Improvisational comedy, or just improv, is theater that is made up on the spot without scripts. Improv shows range from a series of short comedic games to fully improvised plays. The goal of improv is (usually) to be comedic. The comedy often comes from improvisers being truthful, creative, and able to respond in the moment.
I have used improvisational comedy games and exercises in just about every course I have ever taught, ranging from Precalculus at a large public university to a senior capstone at my current small liberal arts institution. My early teaching experiences as a graduate student at the University of Texas coincided with my newly found hobby of performing improv comedy at The Hideout Theatre in downtown Austin. Very quickly, I realized that the fundamental tenets of improv–say “Yes, And,” be supportive of fellow players, react “in the moment,”–were all applicable to the dynamics I wanted to create in my math courses.

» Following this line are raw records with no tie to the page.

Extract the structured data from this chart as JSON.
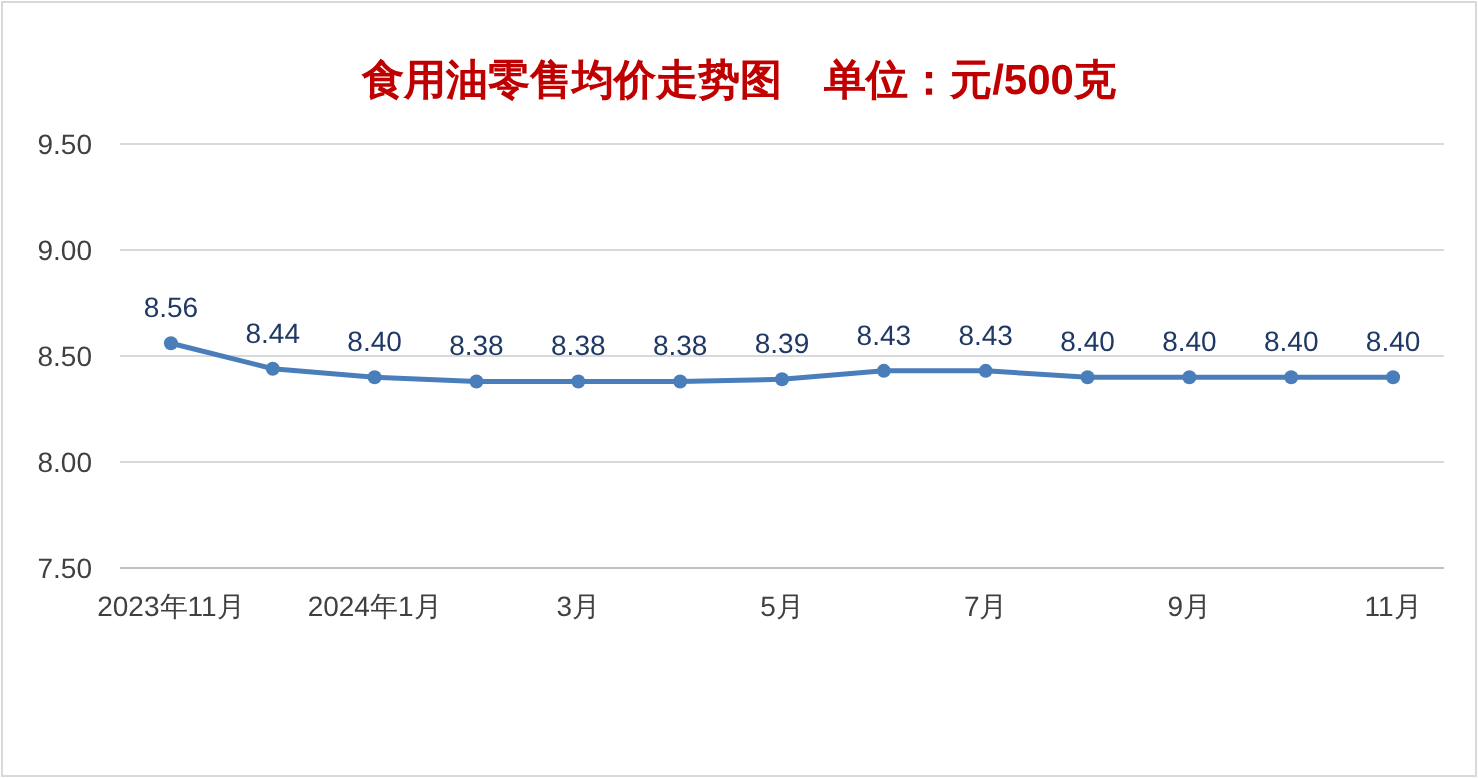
{
  "chart_data": {
    "type": "line",
    "title": "食用油零售均价走势图　单位：元/500克",
    "categories": [
      "2023年11月",
      null,
      "2024年1月",
      null,
      "3月",
      null,
      "5月",
      null,
      "7月",
      null,
      "9月",
      null,
      "11月"
    ],
    "series": [
      {
        "color": "#4a7ebb",
        "values": [
          8.56,
          8.44,
          8.4,
          8.38,
          8.38,
          8.38,
          8.39,
          8.43,
          8.43,
          8.4,
          8.4,
          8.4,
          8.4
        ],
        "value_labels": [
          "8.56",
          "8.44",
          "8.40",
          "8.38",
          "8.38",
          "8.38",
          "8.39",
          "8.43",
          "8.43",
          "8.40",
          "8.40",
          "8.40",
          "8.40"
        ]
      }
    ],
    "ylim": [
      7.5,
      9.5
    ],
    "yticks": [
      {
        "value": 7.5,
        "label": "7.50"
      },
      {
        "value": 8,
        "label": "8.00"
      },
      {
        "value": 8.5,
        "label": "8.50"
      },
      {
        "value": 9,
        "label": "9.00"
      },
      {
        "value": 9.5,
        "label": "9.50"
      }
    ],
    "grid": "y",
    "marker": "circle"
  }
}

Over the years, I have developed my identity as a teacher who uses active learning techniques, such as inquiry-based learning and flipped classrooms. These teaching paradigms require a lot of student participation, creativity, and risk-taking. (Asking students to really DO math in front of each other is a hard thing I ask of them!) Using improv exercises has allowed me to get at these meta-skills in a novel way. I have seen groups of students support each other during an improv warm-up and then apply that support to feedback during an inquiry-based learning session. I have seen shy students participate loudly during an improv exercise and then volunteer to present a Calculus problem on the board. I have seen my research students use improv games to bond and to calm their nerves before their first major conference presentation.
I am a believer in the power of improv to improve our students’ abilities to work together, to be creative, and to problem solve. I am also a believer that the lessons learned from studying improv can make us all better communicators and better mathematicians. I hope that the resources on this site inspire you to try some improv in your classes.